IQ3_XS quant not visible in sidebar
Oh, ok!
I've honestly noticed IQ3_XS/IQ3_XXS missing from a lot of these sidebars in your repos, e.g. https://huggingface.co/bartowski/Qwen2.5-32B-Instruct-GGUF, https://huggingface.co/bartowski/Meta-Llama-3.1-70B-Instruct-GGUF, https://huggingface.co/bartowski/gemma-2-27b-it-GGUF (IQ3_XXS is visible, but IQ3_XS is not) (just 3 random ones)
It's weird. Thank you for looking into this
oh that's even stranger, i assumed they didn't show up anywhere !
Oh wait, I think IQ3_XS is missing everywhere, but IQ3_XXS shows up
I think IQ3_XS doesn't show up for other people either: https://huggingface.co/mradermacher/ThinkPhi1.1-Tensors-i1-GGUF, https://huggingface.co/mradermacher/Qwenvergence-14B-v11-i1-GGUF
Seems like HF has a strange aversion to IQ3_XS
Can you make an IQ3_XXS version of this so it shows up and 16GB VRAM people can use it?

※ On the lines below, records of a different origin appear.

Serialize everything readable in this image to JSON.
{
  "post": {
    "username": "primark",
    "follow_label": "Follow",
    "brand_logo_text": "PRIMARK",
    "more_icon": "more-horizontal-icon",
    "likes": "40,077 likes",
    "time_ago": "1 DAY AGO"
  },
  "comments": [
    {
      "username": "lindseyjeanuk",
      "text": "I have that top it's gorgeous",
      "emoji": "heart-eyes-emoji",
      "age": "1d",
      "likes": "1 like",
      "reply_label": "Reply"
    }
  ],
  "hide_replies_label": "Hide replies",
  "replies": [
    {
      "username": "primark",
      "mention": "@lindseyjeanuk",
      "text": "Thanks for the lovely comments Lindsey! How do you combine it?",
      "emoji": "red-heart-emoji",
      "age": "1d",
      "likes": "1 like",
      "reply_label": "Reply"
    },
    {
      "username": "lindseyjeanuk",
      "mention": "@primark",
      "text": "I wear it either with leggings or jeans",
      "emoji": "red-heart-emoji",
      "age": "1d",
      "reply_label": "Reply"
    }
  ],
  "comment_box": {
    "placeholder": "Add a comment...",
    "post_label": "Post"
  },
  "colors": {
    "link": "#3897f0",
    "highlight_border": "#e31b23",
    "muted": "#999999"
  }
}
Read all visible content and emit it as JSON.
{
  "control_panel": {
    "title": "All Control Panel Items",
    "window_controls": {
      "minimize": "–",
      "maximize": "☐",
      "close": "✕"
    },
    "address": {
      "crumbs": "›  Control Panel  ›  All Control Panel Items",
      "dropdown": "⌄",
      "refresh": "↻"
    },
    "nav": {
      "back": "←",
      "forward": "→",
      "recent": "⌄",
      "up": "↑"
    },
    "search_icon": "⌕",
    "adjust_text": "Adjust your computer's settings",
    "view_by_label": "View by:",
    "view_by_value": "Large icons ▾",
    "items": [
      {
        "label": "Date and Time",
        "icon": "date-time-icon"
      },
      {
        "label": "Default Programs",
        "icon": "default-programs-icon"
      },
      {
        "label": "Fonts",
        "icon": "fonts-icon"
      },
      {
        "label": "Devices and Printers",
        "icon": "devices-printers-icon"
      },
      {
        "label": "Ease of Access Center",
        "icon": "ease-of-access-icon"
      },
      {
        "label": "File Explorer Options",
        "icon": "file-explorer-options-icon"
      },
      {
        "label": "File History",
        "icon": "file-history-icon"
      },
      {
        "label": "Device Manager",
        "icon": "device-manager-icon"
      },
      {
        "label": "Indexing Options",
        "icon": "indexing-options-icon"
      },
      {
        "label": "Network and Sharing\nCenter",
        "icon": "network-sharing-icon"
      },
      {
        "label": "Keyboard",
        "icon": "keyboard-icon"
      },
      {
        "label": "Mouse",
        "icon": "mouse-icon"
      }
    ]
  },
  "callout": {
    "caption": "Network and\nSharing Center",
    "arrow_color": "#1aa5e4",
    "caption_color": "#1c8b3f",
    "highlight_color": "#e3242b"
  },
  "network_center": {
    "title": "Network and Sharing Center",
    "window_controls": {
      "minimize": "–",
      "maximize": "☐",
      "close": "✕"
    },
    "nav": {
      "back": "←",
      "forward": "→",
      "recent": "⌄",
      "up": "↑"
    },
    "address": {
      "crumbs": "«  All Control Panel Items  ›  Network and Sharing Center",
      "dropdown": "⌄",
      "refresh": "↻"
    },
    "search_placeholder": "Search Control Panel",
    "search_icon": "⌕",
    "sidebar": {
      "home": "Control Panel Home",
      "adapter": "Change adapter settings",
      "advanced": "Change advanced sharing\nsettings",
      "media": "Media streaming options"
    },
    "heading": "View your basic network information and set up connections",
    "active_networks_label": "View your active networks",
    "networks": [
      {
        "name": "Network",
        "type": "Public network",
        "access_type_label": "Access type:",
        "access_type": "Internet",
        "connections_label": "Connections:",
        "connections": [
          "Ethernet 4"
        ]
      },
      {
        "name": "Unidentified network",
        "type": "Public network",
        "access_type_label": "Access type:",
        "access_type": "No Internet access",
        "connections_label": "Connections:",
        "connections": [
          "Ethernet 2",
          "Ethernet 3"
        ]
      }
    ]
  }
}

Thanks!
I personally do not understand the expediency of such quantization as IQ3_XXS. A model with fewer parameters, but in adequate quantization (>=Q4_K_M) will produce much better answers.
I personally do not understand the expediency of such quantization as IQ3_XXS. A model with fewer parameters, but in adequate quantization (>=Q4_K_M) will produce much better answers.

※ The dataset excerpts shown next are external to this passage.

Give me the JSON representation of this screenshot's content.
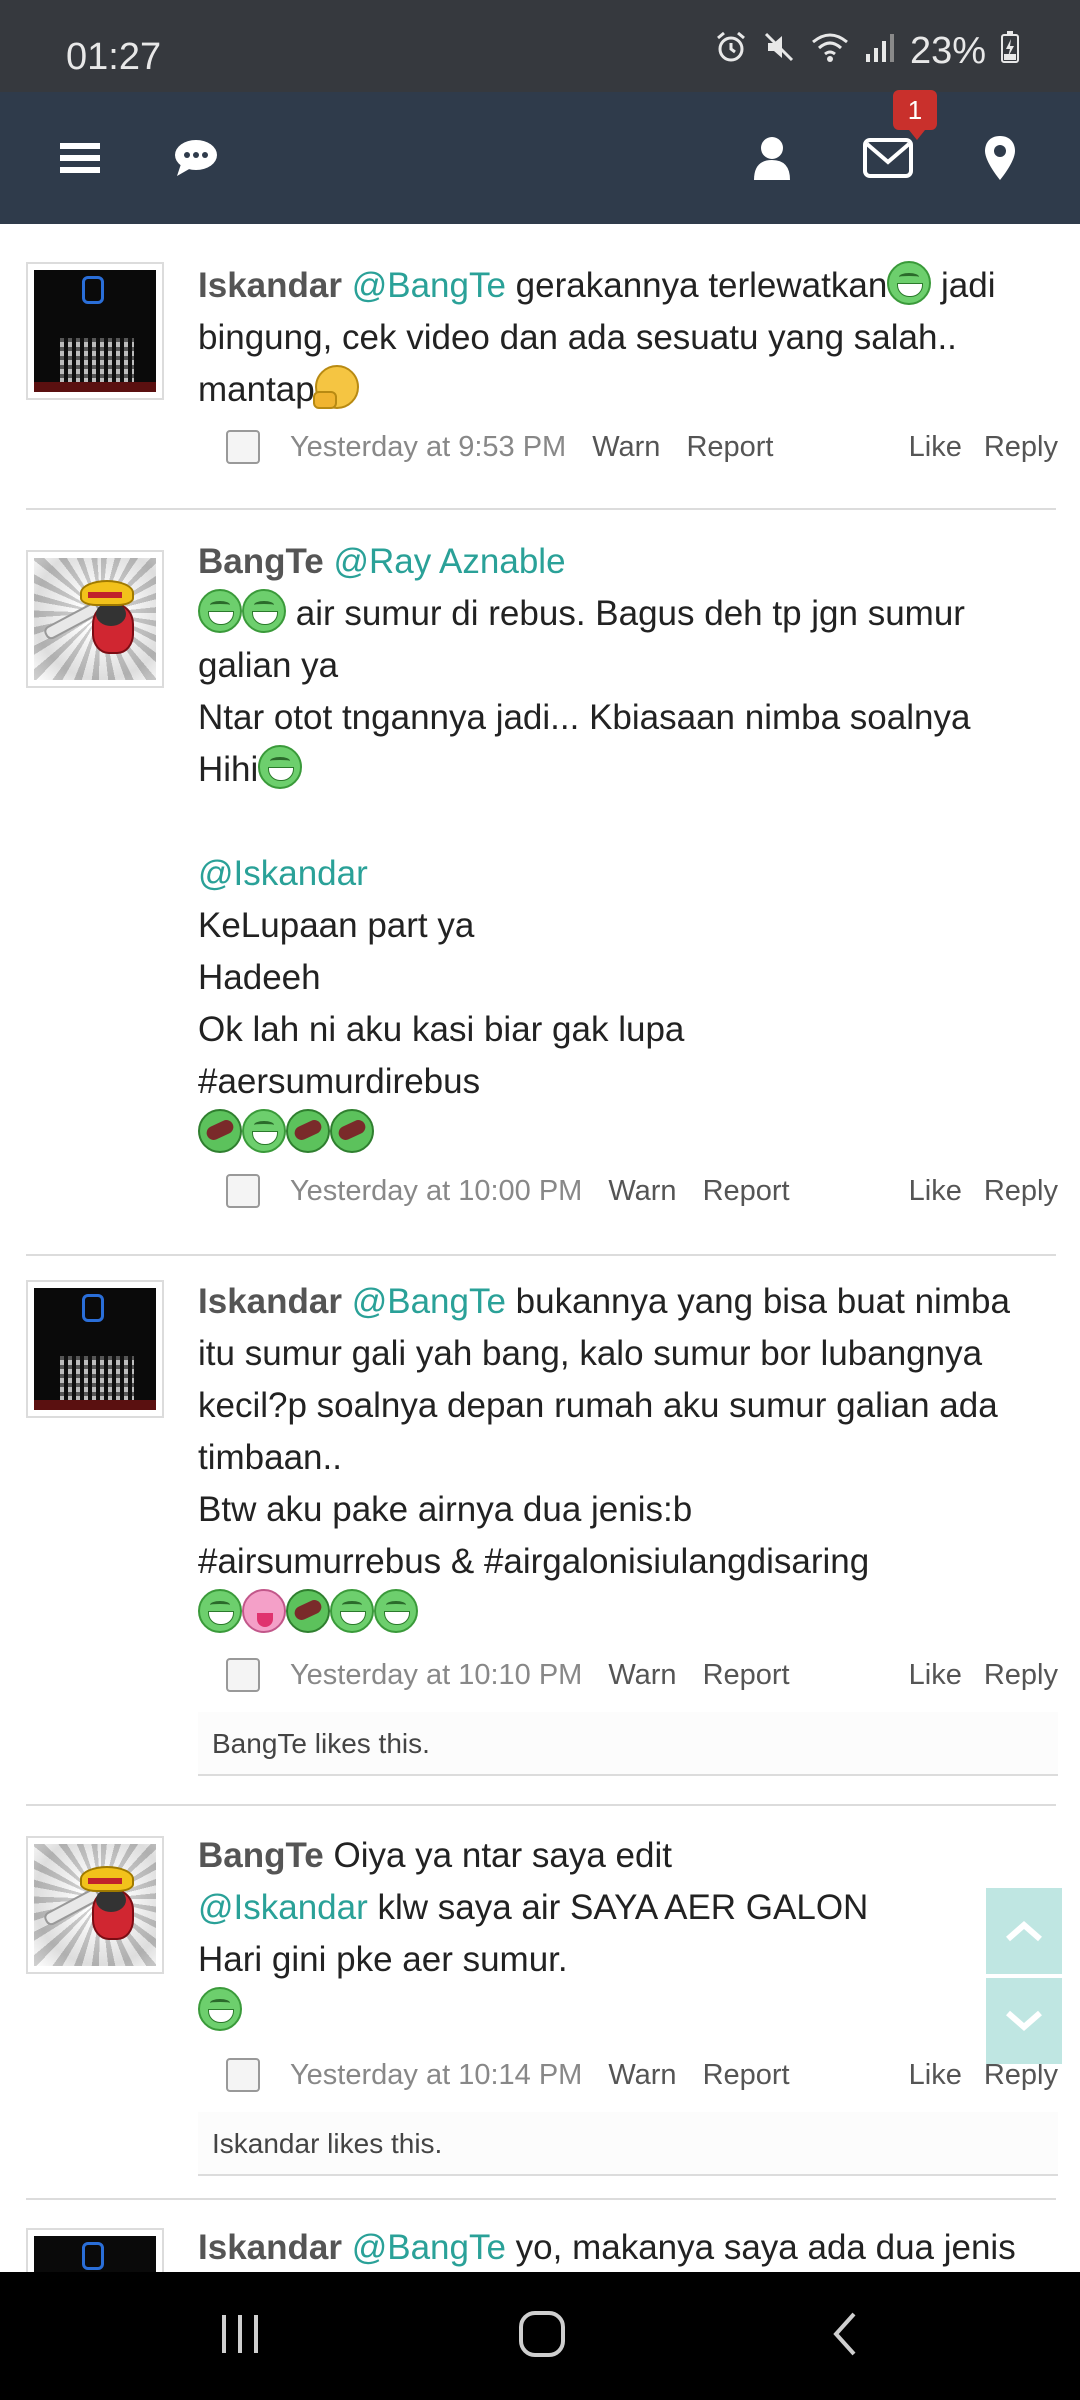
{
  "status_bar": {
    "time": "01:27",
    "battery": "23%",
    "icons": [
      "alarm-icon",
      "mute-icon",
      "wifi-icon",
      "signal-icon",
      "battery-icon"
    ]
  },
  "nav": {
    "icons": [
      "menu-icon",
      "chat-icon",
      "user-icon",
      "mail-icon",
      "location-icon"
    ],
    "mail_badge": "1"
  },
  "posts": [
    {
      "author": "Iskandar",
      "avatar": "qr-avatar",
      "lines": [
        {
          "mention": "@BangTe",
          "text": " gerakannya terlewatkan",
          "tail": " jadi"
        },
        {
          "text": "bingung, cek video dan ada sesuatu yang salah.."
        },
        {
          "text": "mantap"
        }
      ],
      "time": "Yesterday at 9:53 PM",
      "warn": "Warn",
      "report": "Report",
      "like": "Like",
      "reply": "Reply"
    },
    {
      "author": "BangTe",
      "avatar": "toon-avatar",
      "mention_1": "@Ray Aznable",
      "l2": " air sumur di rebus. Bagus deh tp jgn sumur",
      "l3": "galian ya",
      "l4": "Ntar otot tngannya jadi... Kbiasaan nimba soalnya",
      "l5": "Hihi",
      "mention_2": "@Iskandar",
      "l7": "KeLupaan part ya",
      "l8": "Hadeeh",
      "l9": "Ok lah ni aku kasi biar gak lupa",
      "l10": "#aersumurdirebus",
      "time": "Yesterday at 10:00 PM",
      "warn": "Warn",
      "report": "Report",
      "like": "Like",
      "reply": "Reply"
    },
    {
      "author": "Iskandar",
      "avatar": "qr-avatar",
      "mention": "@BangTe",
      "l1": " bukannya yang bisa buat nimba",
      "l2": "itu sumur gali yah bang, kalo sumur bor lubangnya",
      "l3": "kecil?p soalnya depan rumah aku sumur galian ada",
      "l4": "timbaan..",
      "l5": "Btw aku pake airnya dua jenis:b",
      "l6": "#airsumurrebus & #airgalonisiulangdisaring",
      "time": "Yesterday at 10:10 PM",
      "warn": "Warn",
      "report": "Report",
      "like": "Like",
      "reply": "Reply",
      "likes_user": "BangTe",
      "likes_suffix": " likes this."
    },
    {
      "author": "BangTe",
      "avatar": "toon-avatar",
      "l1": " Oiya ya ntar saya edit",
      "mention": "@Iskandar",
      "l2": " klw saya air SAYA AER GALON",
      "l3": "Hari gini pke aer sumur.",
      "time": "Yesterday at 10:14 PM",
      "warn": "Warn",
      "report": "Report",
      "like": "Like",
      "reply": "Reply",
      "likes_user": "Iskandar",
      "likes_suffix": " likes this."
    },
    {
      "author": "Iskandar",
      "avatar": "qr-avatar",
      "mention": "@BangTe",
      "l1": " yo, makanya saya ada dua jenis"
    }
  ],
  "scroll_buttons": [
    "scroll-up-icon",
    "scroll-down-icon"
  ],
  "bottom_nav": [
    "recent-apps-icon",
    "home-icon",
    "back-icon"
  ]
}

No. The larger size you go, the less true it is. That said it might be true for 24B, not sure. But 70B IQ3_XXS is good, and Mistral large 123B IQ3_XXS is very good.
Another reason is there are gaps. Eg L3 only is 8B and 70B (and Ok, 405B). 70B IQ3_XXS if you can run, is much better than even full precision 8B and you do not have any in-between size to step into.
70B IQ3_XXS if you can run, is much better than even full precision 8B.
And the gemma 2 27b will be better than both of them.